Aceh sedang tidak baik-baik saja.

Puisi: Prosa-Prosa yang Hendak Dilupakan (Karya Iswadi Pratama)

Puisi "Prosa-Prosa yang Hendak Dilupakan" karya Iswadi Pratama bercerita tentang dua orang yang pernah bertemu di sebuah kapal—peristiwa samar yang ..
Prosa-Prosa yang Hendak Dilupakan

I//
Kita memang pernah berjumpa di kapal itu, kapal yang sampai sekarang tak kita ingat namanya. Memang ada yang kucatat, tapi itu cuma jadwal berangkat dan pluit larat yang kita lupakan setelah beberapa saat.
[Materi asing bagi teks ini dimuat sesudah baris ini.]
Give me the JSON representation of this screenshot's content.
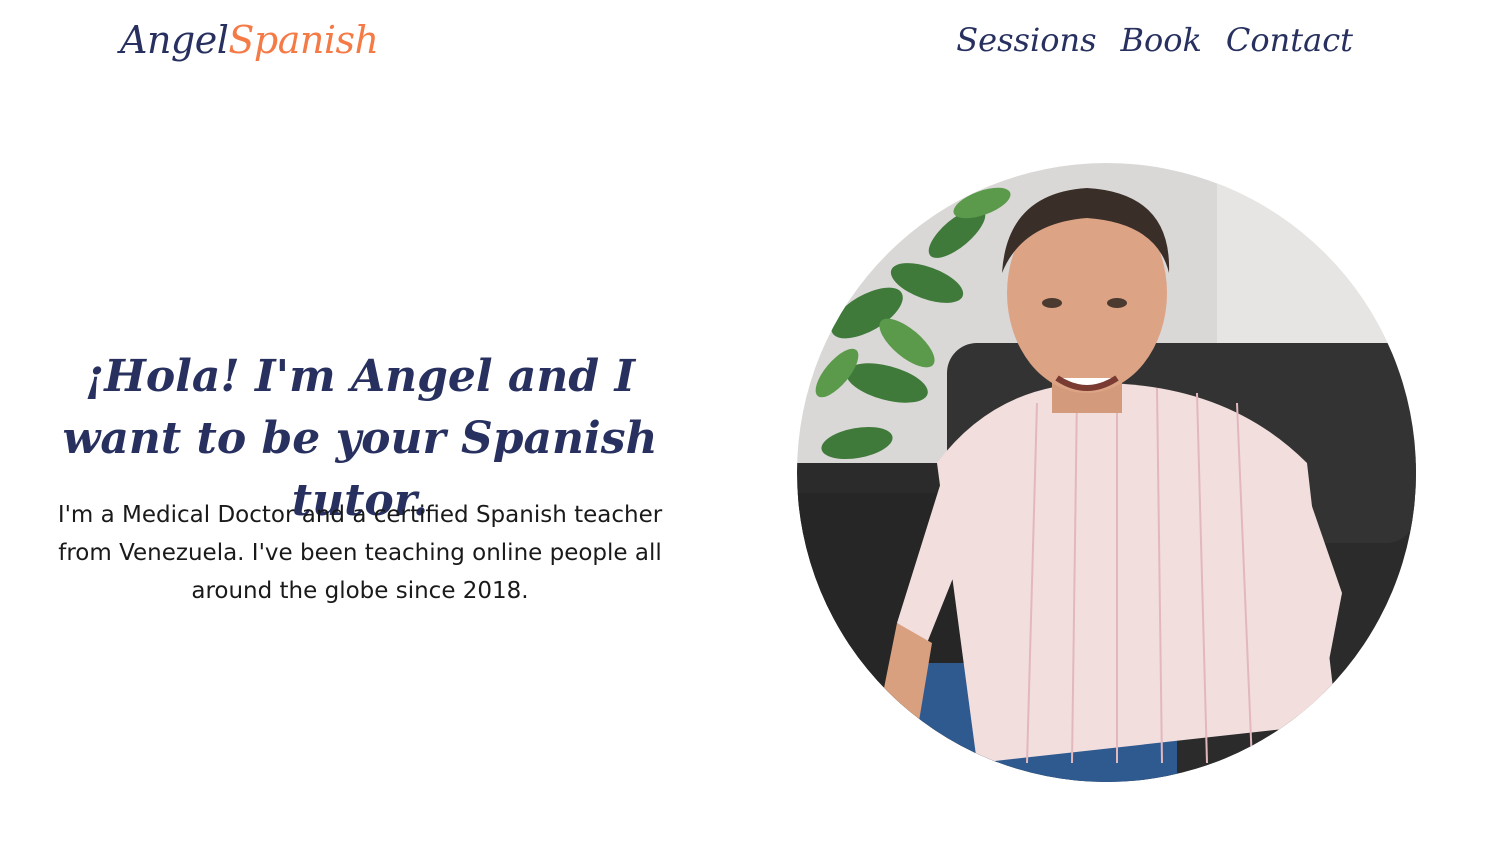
{
  "brand": {
    "name_part1": "Angel",
    "name_part2": "Spanish",
    "color_primary": "#27305f",
    "color_accent": "#f47a46"
  },
  "nav": {
    "items": [
      {
        "label": "Sessions"
      },
      {
        "label": "Book"
      },
      {
        "label": "Contact"
      }
    ]
  },
  "hero": {
    "title": "¡Hola! I'm Angel and I want to be your Spanish tutor.",
    "description": "I'm a Medical Doctor and a certified Spanish teacher from Venezuela. I've been teaching online people all around the globe since 2018.",
    "portrait_icon": "person-photo"
  }
}
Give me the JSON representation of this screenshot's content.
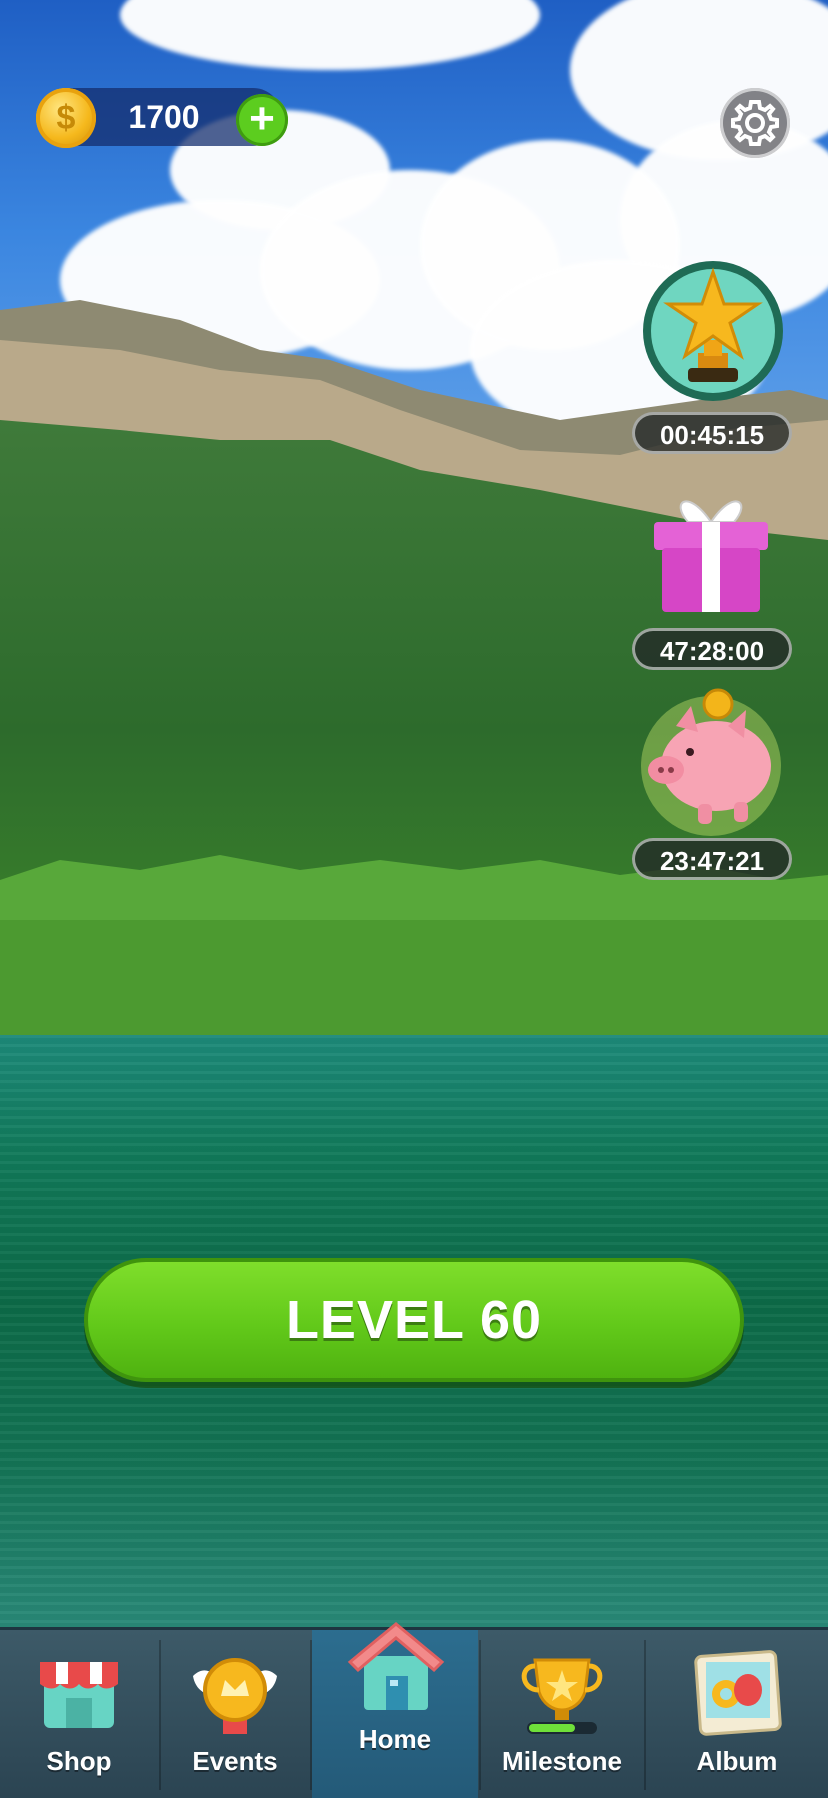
{
  "currency": {
    "amount": "1700",
    "coin_symbol": "$",
    "plus_symbol": "+"
  },
  "side_events": [
    {
      "name": "star-trophy",
      "timer": "00:45:15"
    },
    {
      "name": "gift-box",
      "timer": "47:28:00"
    },
    {
      "name": "piggy-bank",
      "timer": "23:47:21"
    }
  ],
  "play_button": {
    "label": "LEVEL 60"
  },
  "nav": {
    "items": [
      {
        "label": "Shop",
        "icon": "shop-icon"
      },
      {
        "label": "Events",
        "icon": "events-icon"
      },
      {
        "label": "Home",
        "icon": "home-icon",
        "active": true
      },
      {
        "label": "Milestone",
        "icon": "milestone-icon"
      },
      {
        "label": "Album",
        "icon": "album-icon"
      }
    ]
  },
  "colors": {
    "accent_green": "#62c91a",
    "nav_bg": "#2b4452",
    "active_tab": "#245a78"
  }
}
Di palka, bulan tak terlihat. Hanya gelap mengambang. Gelap yang seperti lubang maha besar darimana kita sempat melihat getar bintang; sebentar lalu pudar. Dan kita berharap ada semacam kerlip cahaya serupa pada sesak dada kita. Dada yang apabila malam menggemakan suara semua rahasia seperti lautan nun di bawah sana. Kadang kita meminta juga menunggu ada seorang yang berkenan menemani, mendengarkan suara-suara itu. Kita sebenarnya ingin sekali suara-suara itu segera menjelma ribuan pisau; mempersembahkan luka dan darah. Dan kita mereguk anggur dari setip kulit jengat yang tersayat hingga mabuk dan menjadi pengembara paling jalang.

Genap satu jam kapal menjauh dari dermaga yang masih menyimpan sisa lambaian dari tangan yang tak pernah tampak wujudnya. Kita belum juga rampung membereskan ihwal perasaan. Memilah-milah apa yang menyimpan harapan atu cuma kenangan yang kelewat cengeng dan melumpuhkan. Kedua matamu masih seperti ungu yang berkilauan; menduga-duga batas pantai dan aku perlahan-lahan mulai percaya bahwa engkaulah hasrat yang tak pernah terucap dalam setiap doa juga dosa. Membuatku menjadi pejalan kaki yang fakir belaka.

II//
Engkaupun mulai bercerita tentang perasaan tergetar terhadap sesuatu yang sebentar; seperti sebuah firman dihunjamkan dari segala yang biasa. Membuatmu seperti tiba-tiba terbangun dari tidur menahun. Yang indah memang akan memilih tempatnya sendiri, saatnya sendiri, resah-risau tersendiri. Dan air matamu semacam salam selamat datang untuk semua itu.

Yang pernah menangis akan terisak lagi pada saat seperti ini, yang telah diabaikan akan berharap kembali dalam situasi seperti ini. Ketika sedih dan bahagia tak punya beda, ketika hatimu menjelma prisma dimana setiap pendosa sepertiku mendapat maaf dan restu.

III//
Apabila aku tak pernah memintamu untuk sekali saja tinggal dan bertahan menghadapi waktu bersamaku, bukan karena telah kutemukan satu arah yang kukuh. Melainkan karena aku tak ingin sepi yang mengutukku juga membelenggumu.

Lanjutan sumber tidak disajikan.